What do you think are the most important qualities in a leader? Are there any leaders in particular you look up to? I believe the most important quality in a leader is vision. A strong leader sees the opportunities and possibilities in situations. This vision can bring enthusiasm and energy to an organization, getting staff fired up to act.   I am inspired by the CEO of Tri Delta Transit, Jeanne Krieg. When faced with opportunities and transit innovations, she identifies the benefits and makes sure her staff is supported to make this vision come to life.  

What are the big transit challenges in your community that your team is solving with TransitTech?  Transit deserts are a concern in our suburban community. With the expanse of home developments not easily accessible by large fixed route buses, there are some communities that have too far to travel for the nearest bus stop  Transit technology has helped meet that concern.
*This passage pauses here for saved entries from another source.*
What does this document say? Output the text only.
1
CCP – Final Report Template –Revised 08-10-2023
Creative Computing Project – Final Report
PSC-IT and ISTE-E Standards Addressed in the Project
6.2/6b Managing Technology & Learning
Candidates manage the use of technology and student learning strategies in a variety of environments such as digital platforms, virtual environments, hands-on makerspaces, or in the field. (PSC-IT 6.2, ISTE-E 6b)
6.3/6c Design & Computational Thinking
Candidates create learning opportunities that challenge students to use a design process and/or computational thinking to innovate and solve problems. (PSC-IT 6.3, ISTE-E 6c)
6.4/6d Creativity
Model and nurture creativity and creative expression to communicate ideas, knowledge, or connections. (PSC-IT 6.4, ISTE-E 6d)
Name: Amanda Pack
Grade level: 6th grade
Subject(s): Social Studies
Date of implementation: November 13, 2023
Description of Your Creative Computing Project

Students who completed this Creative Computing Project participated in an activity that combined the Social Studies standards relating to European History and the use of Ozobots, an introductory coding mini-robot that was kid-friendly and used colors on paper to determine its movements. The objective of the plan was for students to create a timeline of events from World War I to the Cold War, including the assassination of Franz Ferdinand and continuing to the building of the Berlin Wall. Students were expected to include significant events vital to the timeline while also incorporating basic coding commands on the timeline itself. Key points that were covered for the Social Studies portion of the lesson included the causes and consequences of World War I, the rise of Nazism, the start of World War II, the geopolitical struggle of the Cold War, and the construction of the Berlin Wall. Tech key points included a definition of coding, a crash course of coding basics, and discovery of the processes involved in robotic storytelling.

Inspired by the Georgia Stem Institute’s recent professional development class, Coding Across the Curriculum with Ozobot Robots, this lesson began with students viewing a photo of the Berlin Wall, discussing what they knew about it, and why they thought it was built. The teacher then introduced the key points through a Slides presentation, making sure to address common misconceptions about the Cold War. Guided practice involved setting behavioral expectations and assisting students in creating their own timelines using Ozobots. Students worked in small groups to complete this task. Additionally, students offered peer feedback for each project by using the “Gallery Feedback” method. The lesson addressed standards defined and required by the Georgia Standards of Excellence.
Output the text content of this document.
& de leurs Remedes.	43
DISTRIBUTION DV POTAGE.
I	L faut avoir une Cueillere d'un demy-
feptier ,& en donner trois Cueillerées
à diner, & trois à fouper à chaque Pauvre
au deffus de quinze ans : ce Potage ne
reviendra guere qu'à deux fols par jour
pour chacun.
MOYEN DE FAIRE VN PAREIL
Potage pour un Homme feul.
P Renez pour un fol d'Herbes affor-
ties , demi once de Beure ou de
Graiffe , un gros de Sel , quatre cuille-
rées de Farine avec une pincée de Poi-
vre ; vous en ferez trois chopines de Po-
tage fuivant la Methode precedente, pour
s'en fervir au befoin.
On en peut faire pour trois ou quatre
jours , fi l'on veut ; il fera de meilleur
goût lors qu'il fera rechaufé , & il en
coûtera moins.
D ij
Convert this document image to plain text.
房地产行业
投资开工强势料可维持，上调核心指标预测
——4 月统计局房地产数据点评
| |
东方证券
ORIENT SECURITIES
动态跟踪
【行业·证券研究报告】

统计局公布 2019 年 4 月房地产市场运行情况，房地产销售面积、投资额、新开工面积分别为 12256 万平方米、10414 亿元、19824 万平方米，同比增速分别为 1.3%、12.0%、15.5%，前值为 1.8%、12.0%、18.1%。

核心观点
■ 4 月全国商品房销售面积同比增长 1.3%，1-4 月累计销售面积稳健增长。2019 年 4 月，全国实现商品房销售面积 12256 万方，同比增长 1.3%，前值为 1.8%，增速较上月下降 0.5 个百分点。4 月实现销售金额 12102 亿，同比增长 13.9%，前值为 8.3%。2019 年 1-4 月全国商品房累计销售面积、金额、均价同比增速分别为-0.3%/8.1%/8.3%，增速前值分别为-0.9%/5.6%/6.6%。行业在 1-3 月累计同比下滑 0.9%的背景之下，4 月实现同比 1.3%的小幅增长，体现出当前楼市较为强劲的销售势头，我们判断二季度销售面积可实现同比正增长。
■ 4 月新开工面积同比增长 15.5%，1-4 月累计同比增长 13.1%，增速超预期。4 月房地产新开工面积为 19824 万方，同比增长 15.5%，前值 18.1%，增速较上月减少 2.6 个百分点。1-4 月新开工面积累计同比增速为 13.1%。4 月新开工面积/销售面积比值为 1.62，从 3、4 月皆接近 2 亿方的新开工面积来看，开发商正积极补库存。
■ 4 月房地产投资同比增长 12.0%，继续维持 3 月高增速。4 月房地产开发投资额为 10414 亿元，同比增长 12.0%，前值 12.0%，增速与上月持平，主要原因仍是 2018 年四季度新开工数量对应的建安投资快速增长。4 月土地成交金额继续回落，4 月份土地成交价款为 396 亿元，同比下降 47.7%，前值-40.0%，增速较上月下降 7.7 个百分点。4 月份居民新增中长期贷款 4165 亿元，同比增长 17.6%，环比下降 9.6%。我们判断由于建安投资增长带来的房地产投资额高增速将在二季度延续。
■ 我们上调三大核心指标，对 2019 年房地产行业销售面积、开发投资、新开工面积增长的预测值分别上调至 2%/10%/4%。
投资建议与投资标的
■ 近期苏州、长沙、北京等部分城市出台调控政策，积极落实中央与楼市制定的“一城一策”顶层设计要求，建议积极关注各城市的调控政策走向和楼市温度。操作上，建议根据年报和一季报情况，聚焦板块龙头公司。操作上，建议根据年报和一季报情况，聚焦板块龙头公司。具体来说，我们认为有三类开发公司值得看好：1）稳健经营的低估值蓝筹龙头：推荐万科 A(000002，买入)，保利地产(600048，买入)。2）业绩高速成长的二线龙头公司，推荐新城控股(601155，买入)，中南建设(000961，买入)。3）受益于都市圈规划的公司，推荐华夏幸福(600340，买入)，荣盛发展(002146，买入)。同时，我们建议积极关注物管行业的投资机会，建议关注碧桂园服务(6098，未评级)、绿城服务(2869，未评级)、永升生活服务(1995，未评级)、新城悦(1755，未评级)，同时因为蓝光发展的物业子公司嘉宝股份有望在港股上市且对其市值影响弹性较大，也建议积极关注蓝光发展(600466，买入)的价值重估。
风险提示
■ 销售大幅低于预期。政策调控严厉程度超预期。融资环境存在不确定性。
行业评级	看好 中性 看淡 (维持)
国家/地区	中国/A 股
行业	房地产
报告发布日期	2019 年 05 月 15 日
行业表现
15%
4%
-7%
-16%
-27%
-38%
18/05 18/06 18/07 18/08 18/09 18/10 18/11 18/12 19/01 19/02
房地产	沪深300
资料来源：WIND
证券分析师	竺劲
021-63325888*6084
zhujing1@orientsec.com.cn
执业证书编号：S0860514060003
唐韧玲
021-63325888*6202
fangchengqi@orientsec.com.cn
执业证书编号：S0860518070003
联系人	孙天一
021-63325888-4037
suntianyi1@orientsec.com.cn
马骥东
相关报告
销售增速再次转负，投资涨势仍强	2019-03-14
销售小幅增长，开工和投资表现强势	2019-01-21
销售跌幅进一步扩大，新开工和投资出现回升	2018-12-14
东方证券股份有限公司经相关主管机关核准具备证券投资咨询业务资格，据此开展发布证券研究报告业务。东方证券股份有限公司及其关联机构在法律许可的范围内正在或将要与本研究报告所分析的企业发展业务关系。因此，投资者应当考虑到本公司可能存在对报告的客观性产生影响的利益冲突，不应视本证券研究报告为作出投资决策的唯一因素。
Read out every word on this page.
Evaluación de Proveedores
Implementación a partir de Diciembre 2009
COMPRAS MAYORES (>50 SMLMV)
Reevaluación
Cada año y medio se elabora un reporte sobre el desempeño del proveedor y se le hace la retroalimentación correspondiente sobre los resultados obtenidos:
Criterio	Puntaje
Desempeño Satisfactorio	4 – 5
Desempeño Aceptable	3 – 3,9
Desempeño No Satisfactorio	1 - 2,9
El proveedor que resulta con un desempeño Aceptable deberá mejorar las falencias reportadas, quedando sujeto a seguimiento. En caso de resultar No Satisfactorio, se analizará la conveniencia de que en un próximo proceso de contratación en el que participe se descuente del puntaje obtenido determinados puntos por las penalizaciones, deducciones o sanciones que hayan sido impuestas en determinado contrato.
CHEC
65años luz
By using smaller vehicles that interface with on-demand technology, Tri Delta Transit can reach passengers that aren’t near a traditional bus stop. 

In your view, what’s the biggest challenge the transportation industry as a whole will have to tackle in the next 2-5 years? Evolution and flexibility. With so many technological innovations, there is an expectation that public transportation will follow suit. If I can order lunch on my phone, track it, and get it in less than an hour, I should be able to do the same thing with the bus. Public transportation needs to continue to look for opportunities to evolve service to meet these expectations and use the technological advancements available to them. This begins with rethinking and reimagining the framework of public transportation.

Tell us about a defining moment in your professional life that has helped guide you on your path. Our passengers define my professional life. At the start of the COVID-19 pandemic, a passenger reached out to me. She wanted to make masks for our drivers. I was grateful for her offer, but explained we had over 160 drivers and that would be a lot of masks. She went on to tell me what a wonderful impact our on-demand service had on her life. As someone sight-impaired and unable to drive, our service meant the difference between freedom and isolation, employment and unemployment. She made over 200 masks for our organization. My desire to do the best I can for our passengers and community guide my professional life.   

And finally, what drives you? (Pun intended!) My curiosity drives me, and a goal to always do better and be better. I always question systems in place; not to find fault but to fully understand. This often leads me down a path of asking why — why can’t we do it this way, why have we not considered this option.